By the way, a friend called in to say that he has seen a large fox in the next field, where it's living in the maize.  I thought I hadn't seen so many rabbits recently.  They are still easy pickings, but I'm afraid that when the maize is cut, the fox will look further afield.  Unless he's stopped first.  I'm afraid his days are numbered.  Sorry.

There has been an annoying mosquito whining around me, which I hadn't managed to slap.  Then the sound stopped, and I saw it had landed on my arm.  I smacked it dead, and found a smear of my blood on my hand.  Honestly, it can't have been there for more than a second.  I've smeared my arm with anti-histamine cream and am very glad that I spotted it.  Horrid thing.

11 comments:

lom said...

poor Basil

Z said...

Boom Boom, I'm afraid, Helen.

Poor creature thinks he's on to a winner, comfortable field and a lot of bunnies to eat, but sooner or later he'll fancy a nice killing spree in the hen house. It's his nature. Like the mosquito's is to drink my blood.

Dave said...

'The first pancake that gets given to the dog'!!!

Not in my house they don't.

Z said...

Okay, Dave, the first pancake, that always goes wrong, will be reserved for you.

badgerdaddy said...

I just learned how to make pancakes the other night. Great fun. None went to the dog, either, though the second one went slightly awry and had a touch of the Jackson Pollocks about it. And no, that's not rhyming slang.

Pat said...

There's a lot to be said for sticking to white wine.

Z said...

I'll resist using the word tosser then, Badge.

It was always very jolly making pancakes when the family still lived here - we'd all make them for each other so that no one got stuck with all the cooking, and everyone had a chance to toss a few too.

True, Pat.
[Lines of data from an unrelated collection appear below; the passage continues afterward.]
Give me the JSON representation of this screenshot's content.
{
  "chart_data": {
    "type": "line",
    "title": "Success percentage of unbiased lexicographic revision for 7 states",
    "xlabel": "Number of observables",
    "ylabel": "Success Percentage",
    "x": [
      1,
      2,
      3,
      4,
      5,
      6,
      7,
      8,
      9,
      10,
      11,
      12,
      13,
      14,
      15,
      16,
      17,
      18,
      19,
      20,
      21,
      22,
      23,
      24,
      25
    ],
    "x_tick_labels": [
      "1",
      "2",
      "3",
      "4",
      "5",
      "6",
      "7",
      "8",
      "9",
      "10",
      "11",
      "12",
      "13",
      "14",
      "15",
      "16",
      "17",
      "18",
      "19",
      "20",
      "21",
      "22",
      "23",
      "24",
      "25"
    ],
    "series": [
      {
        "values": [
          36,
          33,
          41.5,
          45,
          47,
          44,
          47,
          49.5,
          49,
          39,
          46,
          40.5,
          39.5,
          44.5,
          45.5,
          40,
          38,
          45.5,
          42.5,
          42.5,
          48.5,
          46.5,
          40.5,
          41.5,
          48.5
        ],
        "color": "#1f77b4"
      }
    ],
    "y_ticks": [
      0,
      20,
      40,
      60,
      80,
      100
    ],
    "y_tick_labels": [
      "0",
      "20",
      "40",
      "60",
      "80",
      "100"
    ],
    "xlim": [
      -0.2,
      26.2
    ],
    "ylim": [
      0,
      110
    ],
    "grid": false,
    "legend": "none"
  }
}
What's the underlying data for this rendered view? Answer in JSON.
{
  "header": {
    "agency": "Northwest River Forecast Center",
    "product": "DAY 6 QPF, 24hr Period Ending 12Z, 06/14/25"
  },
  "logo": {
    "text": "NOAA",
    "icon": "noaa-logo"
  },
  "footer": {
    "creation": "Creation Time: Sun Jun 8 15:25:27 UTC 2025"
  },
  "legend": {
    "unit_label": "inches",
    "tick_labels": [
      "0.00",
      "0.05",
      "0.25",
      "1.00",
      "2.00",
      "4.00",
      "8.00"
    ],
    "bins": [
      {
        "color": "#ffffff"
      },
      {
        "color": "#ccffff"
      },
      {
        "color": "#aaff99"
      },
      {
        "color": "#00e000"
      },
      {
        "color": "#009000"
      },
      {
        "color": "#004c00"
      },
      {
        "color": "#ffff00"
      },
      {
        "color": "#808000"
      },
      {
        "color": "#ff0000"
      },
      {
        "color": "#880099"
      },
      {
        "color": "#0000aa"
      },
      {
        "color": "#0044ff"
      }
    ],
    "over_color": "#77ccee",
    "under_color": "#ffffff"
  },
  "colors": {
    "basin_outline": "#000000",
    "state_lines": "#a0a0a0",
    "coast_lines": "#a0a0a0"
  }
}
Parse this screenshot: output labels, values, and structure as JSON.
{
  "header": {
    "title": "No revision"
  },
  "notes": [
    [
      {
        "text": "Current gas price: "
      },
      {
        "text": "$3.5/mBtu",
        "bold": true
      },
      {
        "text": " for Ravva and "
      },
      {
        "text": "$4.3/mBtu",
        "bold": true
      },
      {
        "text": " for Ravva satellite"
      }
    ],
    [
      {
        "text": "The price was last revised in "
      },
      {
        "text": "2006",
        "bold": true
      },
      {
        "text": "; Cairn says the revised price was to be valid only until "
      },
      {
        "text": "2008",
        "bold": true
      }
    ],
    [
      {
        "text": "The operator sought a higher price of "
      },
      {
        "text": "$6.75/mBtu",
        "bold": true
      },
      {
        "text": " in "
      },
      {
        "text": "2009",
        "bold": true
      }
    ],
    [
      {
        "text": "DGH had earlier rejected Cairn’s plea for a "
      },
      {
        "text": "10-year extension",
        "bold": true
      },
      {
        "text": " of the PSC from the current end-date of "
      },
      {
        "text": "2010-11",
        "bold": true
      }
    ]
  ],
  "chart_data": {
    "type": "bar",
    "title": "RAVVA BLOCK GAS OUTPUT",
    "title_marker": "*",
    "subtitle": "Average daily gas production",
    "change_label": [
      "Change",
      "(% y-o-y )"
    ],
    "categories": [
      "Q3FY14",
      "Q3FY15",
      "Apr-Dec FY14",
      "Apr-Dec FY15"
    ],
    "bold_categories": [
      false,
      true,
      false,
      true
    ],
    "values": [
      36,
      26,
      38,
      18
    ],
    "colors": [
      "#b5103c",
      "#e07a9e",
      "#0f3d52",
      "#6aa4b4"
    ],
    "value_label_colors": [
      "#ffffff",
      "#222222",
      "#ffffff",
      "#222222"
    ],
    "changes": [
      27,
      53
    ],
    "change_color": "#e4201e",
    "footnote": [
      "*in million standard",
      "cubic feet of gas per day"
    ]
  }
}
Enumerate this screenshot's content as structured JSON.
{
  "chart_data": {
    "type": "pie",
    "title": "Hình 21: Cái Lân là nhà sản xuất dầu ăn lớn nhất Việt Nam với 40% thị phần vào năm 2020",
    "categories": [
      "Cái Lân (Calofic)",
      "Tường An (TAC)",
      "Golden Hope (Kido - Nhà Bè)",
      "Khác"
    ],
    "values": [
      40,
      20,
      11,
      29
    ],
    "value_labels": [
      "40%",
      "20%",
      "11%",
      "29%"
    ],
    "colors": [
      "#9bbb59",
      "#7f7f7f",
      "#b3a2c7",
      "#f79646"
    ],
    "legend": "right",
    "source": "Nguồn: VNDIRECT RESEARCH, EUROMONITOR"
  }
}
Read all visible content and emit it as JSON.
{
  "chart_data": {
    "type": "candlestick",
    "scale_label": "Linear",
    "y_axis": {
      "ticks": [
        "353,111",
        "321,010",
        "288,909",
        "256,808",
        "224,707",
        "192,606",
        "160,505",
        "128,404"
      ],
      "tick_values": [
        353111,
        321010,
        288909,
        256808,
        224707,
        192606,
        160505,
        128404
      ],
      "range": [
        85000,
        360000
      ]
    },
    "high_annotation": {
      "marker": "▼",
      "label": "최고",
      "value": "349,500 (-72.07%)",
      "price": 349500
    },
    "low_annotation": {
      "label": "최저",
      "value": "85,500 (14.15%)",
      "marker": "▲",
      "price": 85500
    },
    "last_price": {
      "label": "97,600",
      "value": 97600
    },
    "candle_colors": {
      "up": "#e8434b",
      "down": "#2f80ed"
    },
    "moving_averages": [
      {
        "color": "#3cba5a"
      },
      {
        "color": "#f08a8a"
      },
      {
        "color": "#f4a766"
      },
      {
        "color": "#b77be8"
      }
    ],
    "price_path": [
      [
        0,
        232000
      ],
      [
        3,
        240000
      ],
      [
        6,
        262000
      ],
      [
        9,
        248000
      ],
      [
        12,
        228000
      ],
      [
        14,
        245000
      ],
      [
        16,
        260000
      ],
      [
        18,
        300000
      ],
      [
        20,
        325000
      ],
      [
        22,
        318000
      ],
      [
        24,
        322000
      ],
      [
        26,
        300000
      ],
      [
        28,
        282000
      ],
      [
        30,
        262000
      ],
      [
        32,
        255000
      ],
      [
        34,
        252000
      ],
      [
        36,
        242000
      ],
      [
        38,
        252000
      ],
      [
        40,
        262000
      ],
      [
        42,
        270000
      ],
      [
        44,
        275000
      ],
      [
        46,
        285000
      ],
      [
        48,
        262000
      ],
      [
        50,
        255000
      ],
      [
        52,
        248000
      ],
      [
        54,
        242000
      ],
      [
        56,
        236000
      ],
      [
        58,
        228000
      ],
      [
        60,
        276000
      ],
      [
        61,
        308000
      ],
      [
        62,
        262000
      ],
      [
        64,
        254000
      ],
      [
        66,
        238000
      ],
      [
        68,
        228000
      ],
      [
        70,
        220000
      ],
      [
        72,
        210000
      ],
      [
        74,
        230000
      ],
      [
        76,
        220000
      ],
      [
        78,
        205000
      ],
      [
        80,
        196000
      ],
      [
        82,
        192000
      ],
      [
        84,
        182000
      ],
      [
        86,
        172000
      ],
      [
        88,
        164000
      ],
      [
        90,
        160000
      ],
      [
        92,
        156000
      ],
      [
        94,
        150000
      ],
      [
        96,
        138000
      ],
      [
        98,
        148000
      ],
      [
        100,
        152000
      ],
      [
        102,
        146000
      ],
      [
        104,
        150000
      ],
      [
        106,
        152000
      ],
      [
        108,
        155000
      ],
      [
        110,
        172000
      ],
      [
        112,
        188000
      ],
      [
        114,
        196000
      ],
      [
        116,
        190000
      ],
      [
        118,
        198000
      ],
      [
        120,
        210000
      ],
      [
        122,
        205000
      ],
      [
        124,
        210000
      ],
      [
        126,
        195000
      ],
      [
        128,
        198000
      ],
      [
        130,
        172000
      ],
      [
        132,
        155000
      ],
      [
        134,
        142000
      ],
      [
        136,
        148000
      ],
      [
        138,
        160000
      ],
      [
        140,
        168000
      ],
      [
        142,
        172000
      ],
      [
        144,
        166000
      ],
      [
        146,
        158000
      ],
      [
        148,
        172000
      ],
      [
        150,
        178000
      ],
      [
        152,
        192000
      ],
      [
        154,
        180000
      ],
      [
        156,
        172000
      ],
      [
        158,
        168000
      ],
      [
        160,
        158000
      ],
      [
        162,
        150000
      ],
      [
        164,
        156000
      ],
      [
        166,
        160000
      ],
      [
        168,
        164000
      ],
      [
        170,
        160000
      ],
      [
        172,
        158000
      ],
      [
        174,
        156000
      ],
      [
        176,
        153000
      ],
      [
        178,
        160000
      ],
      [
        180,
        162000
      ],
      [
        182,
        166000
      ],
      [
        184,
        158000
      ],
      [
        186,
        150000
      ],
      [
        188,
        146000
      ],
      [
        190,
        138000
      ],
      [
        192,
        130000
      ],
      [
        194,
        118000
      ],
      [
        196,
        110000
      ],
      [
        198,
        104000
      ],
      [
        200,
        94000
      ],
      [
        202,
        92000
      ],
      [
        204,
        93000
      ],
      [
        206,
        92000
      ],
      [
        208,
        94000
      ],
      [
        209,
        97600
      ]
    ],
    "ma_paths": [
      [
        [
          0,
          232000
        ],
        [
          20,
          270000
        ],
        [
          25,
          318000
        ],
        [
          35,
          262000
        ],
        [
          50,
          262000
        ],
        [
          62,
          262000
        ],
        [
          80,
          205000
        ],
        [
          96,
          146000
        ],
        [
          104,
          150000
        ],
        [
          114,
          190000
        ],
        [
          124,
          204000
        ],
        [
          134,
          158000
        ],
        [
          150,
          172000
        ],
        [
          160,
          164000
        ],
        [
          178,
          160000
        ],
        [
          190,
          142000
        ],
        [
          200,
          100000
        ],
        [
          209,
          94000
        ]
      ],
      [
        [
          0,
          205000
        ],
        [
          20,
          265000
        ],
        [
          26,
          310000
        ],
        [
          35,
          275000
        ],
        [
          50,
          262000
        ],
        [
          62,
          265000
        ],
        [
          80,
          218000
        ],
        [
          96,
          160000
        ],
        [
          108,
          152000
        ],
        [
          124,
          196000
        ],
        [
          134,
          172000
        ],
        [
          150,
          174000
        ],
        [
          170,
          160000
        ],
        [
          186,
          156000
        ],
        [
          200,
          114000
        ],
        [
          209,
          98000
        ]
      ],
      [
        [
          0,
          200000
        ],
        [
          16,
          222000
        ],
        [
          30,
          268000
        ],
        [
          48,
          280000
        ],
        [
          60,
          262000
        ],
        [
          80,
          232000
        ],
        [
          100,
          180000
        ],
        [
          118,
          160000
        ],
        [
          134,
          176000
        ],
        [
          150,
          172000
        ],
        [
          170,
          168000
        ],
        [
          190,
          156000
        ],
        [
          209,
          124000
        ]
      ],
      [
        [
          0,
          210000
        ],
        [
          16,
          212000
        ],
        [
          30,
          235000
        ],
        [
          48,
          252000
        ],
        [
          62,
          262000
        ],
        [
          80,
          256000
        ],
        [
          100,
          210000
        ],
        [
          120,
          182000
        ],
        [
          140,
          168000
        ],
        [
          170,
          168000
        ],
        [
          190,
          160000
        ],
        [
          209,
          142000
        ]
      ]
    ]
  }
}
I learned my lesson.

sablonneuse said...

Bees were on my wishlist (together with goats and/or sheep) but beekeeping sounds much more complicated than looking after chickens.

Ms Scarlet said...

I've done that with a flea - cracked it between my nails only to be smeared with my own blood... well I presume it was my blood... I suppose it could have been the cat's blood...?
Sx

Z said...

There's a lot to learn, certainly. And it's all jolly expensive to start with, although I suppose once you've got the hives and equipment, it's not so much after that.

Yes, so have I - it was the speed of it that startled me, I'd have hardly thought it would have time to pierce the skin, let alone start drinking!